En revanche, comme pour la gestion de fortune, il nous semble peu probable que l’intelligence artificielle remplace l’être humain qui, avec des compétences renforcées, sera seul capable de discerner des besoins patrimoniaux spécifiques, des situations complexes et d’élaborer avec le client, en fonction de sa subjectivité propre, des stratégies adaptées. L’humain est encore au coeur de tout et pour longtemps, en ce qui concerne la gestion d’une clientèle privée. L’apport de ressources, de technologie, de robots et d’intelligence artificielle sera un atout évident, mais ne constitue pas une solution de remplacement des professionnels de la gestion, du chiffre et du droit qui sont capables d’offrir des solutions à forte valeur ajoutée. En revanche, la généralisation de ces outils constituera une menace très forte pour les professionnels qui offrent des solutions standardisées, reproductibles à l’infini.

Contrairement à ce que certains consultants pensent avec cynisme, les clients privés, qu’il s’agisse de membres d’anciennes familles ou de nouveaux entrepreneurs, ont tout le discernement nécessaire pour faire la différence entre une gestion standardisée et robotisée et une véritable gestion sur mesure adaptée à leurs besoins spécifiques. Leur proposer une gestion passive sur base d’ETF où aucune place n’est laissée à la créativité et à l’intelligence, ou bien les gérer dans une division de distribution de fonds maison et de produits
structurés n’est plus du tout conforme aux attentes de clients aguerris et désormais d’autant plus mobiles qu’ils ne sont plus liés à l’argument du secret fiscal. C’est à ce niveau que les acteurs innovants, à taille humaine, peuvent se différencier, en alignant leurs intérêts sur ceux des clients.

Le modèle qui consistait à prendre une commission de gestion élevée sans offrir de réelle performance a fait long feu. Il serait courageux de proposer une tarification largement axée sur des performance fees par exemple. À grand renfort de marketing, on cherche à faire croire au client qu’il bénéficie d’une approche « tailor made », personnalisée, humaine, quand cela n’est pas le cas. Alors que celui-ci est à la recherche de conseils à forte valeur ajoutée en matière patrimoniale, que ce soit pour la gestion de ses actifs, le mode de
détention et de structuration de son patrimoine, sa résidence fiscale ou encore ses problématiques de succession. En somme, il est à la recherche de solutions frugales, innovantes et authentiques produites par des êtres humains et non par des machines.

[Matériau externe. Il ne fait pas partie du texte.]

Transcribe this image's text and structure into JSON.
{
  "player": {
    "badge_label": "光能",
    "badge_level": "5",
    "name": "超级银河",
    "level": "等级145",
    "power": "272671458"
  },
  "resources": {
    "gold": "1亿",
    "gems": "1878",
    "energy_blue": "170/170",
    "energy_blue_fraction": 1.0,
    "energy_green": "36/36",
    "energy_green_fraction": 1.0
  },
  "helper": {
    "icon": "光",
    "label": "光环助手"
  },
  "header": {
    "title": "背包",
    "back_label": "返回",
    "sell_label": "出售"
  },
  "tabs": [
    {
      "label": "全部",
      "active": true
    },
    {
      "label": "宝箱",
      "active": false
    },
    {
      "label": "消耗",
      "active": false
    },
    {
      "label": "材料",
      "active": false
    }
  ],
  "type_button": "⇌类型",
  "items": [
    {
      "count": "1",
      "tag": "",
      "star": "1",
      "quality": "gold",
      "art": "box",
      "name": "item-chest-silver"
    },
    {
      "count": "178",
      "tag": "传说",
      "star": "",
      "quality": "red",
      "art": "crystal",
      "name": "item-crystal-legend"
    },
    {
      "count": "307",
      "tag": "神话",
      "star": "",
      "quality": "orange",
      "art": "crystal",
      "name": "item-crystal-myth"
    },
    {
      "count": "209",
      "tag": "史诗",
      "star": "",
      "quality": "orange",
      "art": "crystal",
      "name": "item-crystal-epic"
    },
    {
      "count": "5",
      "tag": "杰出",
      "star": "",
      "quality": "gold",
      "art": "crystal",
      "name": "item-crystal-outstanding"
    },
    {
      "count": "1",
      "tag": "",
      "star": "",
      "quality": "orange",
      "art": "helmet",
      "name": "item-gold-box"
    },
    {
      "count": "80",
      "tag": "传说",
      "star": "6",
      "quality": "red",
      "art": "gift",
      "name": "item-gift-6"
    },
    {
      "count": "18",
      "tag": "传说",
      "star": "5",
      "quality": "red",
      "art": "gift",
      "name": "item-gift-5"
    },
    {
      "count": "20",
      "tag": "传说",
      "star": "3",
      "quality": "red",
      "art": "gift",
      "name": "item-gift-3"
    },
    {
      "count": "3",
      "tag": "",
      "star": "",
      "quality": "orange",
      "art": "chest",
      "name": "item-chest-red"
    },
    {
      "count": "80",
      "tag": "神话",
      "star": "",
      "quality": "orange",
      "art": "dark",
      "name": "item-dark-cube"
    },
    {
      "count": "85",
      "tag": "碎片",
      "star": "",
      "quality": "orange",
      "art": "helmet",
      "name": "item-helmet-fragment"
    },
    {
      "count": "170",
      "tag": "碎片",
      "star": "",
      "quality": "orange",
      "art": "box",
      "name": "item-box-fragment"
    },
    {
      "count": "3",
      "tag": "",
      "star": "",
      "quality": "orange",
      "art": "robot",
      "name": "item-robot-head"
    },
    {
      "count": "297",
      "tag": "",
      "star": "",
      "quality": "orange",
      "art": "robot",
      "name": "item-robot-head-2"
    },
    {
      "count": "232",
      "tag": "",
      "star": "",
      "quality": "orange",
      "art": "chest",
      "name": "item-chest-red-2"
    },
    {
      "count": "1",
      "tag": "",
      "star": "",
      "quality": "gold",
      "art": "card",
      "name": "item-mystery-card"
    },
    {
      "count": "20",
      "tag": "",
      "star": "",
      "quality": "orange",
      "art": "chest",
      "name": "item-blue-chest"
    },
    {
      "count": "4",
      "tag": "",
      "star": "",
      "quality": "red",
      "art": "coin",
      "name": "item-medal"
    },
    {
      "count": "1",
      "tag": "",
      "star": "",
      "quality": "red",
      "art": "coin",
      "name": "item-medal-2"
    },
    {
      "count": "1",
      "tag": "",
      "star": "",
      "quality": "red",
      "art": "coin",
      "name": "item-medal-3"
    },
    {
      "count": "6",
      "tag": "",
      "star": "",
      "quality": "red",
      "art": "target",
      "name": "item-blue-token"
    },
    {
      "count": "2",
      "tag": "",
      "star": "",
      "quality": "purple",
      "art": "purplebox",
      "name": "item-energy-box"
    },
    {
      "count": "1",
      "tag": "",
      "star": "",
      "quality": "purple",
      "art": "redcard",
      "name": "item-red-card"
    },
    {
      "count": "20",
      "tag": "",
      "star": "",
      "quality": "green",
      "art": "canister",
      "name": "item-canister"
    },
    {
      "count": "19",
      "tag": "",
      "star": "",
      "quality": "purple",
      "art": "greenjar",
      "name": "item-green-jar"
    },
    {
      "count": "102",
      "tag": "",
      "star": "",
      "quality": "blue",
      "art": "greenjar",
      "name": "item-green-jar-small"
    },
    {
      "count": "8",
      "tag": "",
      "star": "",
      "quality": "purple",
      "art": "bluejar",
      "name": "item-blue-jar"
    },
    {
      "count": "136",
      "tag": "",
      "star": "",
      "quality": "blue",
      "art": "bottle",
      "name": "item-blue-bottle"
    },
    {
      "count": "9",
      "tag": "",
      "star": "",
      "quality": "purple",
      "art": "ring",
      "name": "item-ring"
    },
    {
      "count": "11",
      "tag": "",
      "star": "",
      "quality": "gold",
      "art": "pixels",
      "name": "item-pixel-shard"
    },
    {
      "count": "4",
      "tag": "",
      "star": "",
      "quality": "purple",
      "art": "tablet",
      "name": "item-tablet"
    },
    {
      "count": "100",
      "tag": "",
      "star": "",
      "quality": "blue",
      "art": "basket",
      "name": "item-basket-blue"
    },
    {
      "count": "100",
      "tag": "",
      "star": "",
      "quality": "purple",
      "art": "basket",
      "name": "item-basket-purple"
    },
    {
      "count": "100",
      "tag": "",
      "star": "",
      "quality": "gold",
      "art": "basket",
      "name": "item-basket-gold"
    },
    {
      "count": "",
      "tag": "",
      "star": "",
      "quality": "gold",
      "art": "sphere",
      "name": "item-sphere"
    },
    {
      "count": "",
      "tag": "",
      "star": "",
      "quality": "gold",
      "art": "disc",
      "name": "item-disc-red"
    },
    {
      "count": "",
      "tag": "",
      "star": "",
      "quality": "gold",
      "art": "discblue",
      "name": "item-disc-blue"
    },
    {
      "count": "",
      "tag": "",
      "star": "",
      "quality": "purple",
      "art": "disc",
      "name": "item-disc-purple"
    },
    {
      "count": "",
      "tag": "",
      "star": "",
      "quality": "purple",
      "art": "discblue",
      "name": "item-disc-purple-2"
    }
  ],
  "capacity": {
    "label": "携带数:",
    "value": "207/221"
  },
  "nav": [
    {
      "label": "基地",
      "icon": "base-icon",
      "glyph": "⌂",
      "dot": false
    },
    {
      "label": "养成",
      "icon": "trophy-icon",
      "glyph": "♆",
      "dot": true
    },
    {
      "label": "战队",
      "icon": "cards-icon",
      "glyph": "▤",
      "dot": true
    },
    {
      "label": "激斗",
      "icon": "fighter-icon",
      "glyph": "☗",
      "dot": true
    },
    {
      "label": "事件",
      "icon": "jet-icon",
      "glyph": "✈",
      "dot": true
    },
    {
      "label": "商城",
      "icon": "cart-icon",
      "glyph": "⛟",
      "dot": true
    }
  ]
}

Les acteurs de la gestion de fortune de nouvelle génération ont tout intérêt à revenir à ce qu'ils savaient très bien faire. Prendre des risques, innover, gérer activement le portefeuille, trouver de nouvelles opportunités d’investissement. Nous avons des raisons de nous réjouir, les choses évoluent très favorablement et on peut constater qu'une bonne partie du secteur accélère sa mue.